But Wagg relishes the opportunity to manage a team, players and help the talent coach find players as well as sign them up before paving as smooth a passage as possible to bring them to the Bay.
It's something completely outside his comfort zone.
Having worked on and off in the Bay for the past 28 years for radio, Wagg served the last eight years with a Bay station although he did his time in Taranaki, Australia as well as an 18-month stint with an international cruise liner in 2004.
"The hardest thing after 16 years of breakfast radio was actually setting that alarm clock at 3.50am and going to bed at 7.50 at night - from Monday to Friday it was just a killer.
"People think, yeah, radio is a cushy job and you play a few songs but it's all the planning involved and all the story arcs you have to do and get out into the community - which , of course, I didn't mind doing because I loved it - but radio has changed."
When Wagg started in the radio industry and what it wants now from its talent pool now has mutated so much in the past 20 years that he struggles to relate to it.
He loves his revised constitution but adjusting the biological clock remains a work in progress.
"The hardest thing for me was convincing the cat and dog to know that breakfast isn't at 4 o'clock in the morning anymore.
"The first thing I did were feet on the ground, feed the animals, have a shower, take the dog for a walk, go to work," he says, managing all that between 3.50am to 4.25am before making a beeline for the radio station at 5am. He returned home around 11.30am.
If he needed tangible evidence of his life changing he got that, too.
Waggs lost 8kg since leaving radio because now he has breakfast at 6.30am, lunch around midday, dinner at 6.30pm and hits the sack before 10pm.
"The wife and I have been together for 24 years, married for 18, and in that whole time we've never woken up together from Monday to Friday unless we've been on holiday."
His start to the day was a challenge for Mandy because once the kids left home for a decade she's had the house to herself.
On his first day after radio, he got up at 6.30am and turned on the vacuum cleaner.

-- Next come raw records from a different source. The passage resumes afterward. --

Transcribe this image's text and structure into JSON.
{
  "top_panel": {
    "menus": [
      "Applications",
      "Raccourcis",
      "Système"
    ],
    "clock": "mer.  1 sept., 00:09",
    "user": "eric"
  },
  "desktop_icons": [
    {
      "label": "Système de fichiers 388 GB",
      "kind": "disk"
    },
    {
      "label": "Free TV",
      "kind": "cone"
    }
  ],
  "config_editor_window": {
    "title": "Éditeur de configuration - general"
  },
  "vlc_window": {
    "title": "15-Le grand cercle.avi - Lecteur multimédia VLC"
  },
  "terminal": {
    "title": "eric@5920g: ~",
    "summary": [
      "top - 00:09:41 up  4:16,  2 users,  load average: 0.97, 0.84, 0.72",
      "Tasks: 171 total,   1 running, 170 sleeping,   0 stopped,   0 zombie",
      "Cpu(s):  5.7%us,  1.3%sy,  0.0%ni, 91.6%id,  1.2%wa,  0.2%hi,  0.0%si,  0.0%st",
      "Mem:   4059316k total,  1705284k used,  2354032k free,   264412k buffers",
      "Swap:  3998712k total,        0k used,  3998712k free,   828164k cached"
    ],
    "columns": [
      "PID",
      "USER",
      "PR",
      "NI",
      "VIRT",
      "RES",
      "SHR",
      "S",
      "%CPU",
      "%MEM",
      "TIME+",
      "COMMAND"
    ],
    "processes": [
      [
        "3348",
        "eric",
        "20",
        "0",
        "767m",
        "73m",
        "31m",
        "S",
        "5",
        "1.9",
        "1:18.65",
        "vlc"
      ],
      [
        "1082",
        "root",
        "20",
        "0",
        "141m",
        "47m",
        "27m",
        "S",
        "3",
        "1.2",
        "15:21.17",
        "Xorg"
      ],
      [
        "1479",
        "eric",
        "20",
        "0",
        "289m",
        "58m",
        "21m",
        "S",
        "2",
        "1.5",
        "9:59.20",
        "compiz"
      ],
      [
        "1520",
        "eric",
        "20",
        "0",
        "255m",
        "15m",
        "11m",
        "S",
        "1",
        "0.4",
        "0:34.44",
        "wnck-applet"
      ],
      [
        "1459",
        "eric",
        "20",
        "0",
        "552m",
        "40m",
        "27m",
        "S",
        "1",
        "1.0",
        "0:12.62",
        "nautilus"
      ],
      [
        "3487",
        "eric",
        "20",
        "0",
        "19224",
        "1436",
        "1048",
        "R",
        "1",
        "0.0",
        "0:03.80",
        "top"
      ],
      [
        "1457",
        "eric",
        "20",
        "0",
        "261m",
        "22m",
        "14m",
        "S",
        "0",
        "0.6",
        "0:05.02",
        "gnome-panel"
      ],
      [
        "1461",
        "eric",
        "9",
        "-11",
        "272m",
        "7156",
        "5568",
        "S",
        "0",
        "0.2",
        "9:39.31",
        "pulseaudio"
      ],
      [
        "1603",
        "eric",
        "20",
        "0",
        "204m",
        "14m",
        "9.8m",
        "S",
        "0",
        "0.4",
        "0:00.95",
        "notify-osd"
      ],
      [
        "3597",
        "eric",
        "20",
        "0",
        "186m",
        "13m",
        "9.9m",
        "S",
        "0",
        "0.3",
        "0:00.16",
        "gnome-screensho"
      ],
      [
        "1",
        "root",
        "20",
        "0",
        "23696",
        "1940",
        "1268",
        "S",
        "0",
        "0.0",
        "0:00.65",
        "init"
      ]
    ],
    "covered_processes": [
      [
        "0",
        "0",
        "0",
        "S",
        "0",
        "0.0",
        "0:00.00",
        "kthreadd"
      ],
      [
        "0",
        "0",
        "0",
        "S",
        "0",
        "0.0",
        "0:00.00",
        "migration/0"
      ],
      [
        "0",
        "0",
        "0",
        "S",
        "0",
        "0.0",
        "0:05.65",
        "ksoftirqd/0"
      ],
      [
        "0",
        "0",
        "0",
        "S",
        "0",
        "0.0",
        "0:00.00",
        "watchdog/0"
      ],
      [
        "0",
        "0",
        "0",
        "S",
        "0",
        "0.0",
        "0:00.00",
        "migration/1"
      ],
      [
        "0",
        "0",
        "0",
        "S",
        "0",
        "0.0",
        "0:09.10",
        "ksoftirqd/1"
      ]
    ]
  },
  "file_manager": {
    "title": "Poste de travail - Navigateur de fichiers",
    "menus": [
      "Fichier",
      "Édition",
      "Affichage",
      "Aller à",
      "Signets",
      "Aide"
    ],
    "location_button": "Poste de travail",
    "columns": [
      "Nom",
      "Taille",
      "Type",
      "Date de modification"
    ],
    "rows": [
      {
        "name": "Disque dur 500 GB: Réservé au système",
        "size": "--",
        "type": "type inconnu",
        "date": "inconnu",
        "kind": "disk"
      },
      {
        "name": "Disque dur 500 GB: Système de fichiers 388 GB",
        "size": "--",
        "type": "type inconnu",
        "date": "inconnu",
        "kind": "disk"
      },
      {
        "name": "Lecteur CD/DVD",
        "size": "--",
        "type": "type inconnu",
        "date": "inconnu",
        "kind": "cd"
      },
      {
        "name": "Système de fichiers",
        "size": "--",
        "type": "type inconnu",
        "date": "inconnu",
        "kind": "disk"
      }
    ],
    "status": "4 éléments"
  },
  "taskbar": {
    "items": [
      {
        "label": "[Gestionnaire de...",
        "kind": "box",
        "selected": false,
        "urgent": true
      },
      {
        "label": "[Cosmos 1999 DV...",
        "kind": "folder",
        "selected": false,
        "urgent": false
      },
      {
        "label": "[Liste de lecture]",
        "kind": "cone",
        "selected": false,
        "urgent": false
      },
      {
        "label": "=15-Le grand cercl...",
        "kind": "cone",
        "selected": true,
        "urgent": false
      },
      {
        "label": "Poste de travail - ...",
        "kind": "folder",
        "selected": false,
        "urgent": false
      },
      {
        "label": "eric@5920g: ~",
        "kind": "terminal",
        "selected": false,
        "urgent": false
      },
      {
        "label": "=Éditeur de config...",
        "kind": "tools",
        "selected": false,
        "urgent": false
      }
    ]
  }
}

"All of a sudden the power went off and I thought, 'Geez, that chord hasn't been stretched that much', and there she's standing with the plug saying, 'That doesn't happen in the morning'."
When they worked together at radio, where Mandy was the manager, they saw each other but 18 months ago she left to work as executive assistant for Mackersey Development Ltd so they only saw each other for about 90 minutes a day and on weekends.
"So life has really changed."
Stepping into the Hawks management role, of course, isn't any easier for Wagg who describes it "sometimes as three steps forward and two back".
"Taylor Hawks approached me to MC and also offered me the general manager's role," he says.
A bugbear is grappling with player licences, which can hail from the Oceania, the United States, Asia.
More investigation follows on who they last played for before paying a clearance fee to enable them to represent the Hawks.
"They say to me, 'Can you get an FPL [foreign player licence] through?', so I say can you please send me a copy of what an FPL looks like?"
Frankly Waggs is straight up in disclosing he knows a lot about rugby but relatively zilch about basketball.
"All I know of basketball is the ball is round, we have five on our court at any one time in a team and three pointers are crucial."
He gives himself until the end of this year to fully grasp the intricacies of the indoor winter code.
However, when it comes to broaching the subject of sponsorship it's a slam dunk.
"It's one thing I'm good at because of radio so I know all the clients personally, I know their business and I know who to approach for sponsorship."
He emphasises the Hawks franchise run solely on private sponsorship because there's no injection from the Government.
"We basically live and breathe sponsorship and players need payment."
Setting up 54 corporate tables to cater for 280 sponsors requires logistical planning for food and drinks for people he knows in the community.
Waggs is born and bred in Napier.
"In Bethany Home in Nelson Park, would you believe it, which is now an addiction clinic. It was the birthing unit in Napier and that's where I was born on October 14, 1968," he says with a grin.
He won't MC for the Hawks but he does through his company, Waggs Voicebox, for other events. He also has started his own business in social media.
"So my company's contracted to the Hawke's Bay Basketball Foundation trading as Taylor Hawks so I'm not a direct employee of the Hawks but I am.
"I'm the head of the Hawks but they don't pay me PAYE-type thing," he says of the year-long position with a never-ending contract.
The Hawks, with Kirstin Daly-Taylor at the helm, have invested more on players this season than in the previous five years.
"We have a great line up this year," says Wagg but is keeping his fingers crossed that player transfers will go through without too many hitches.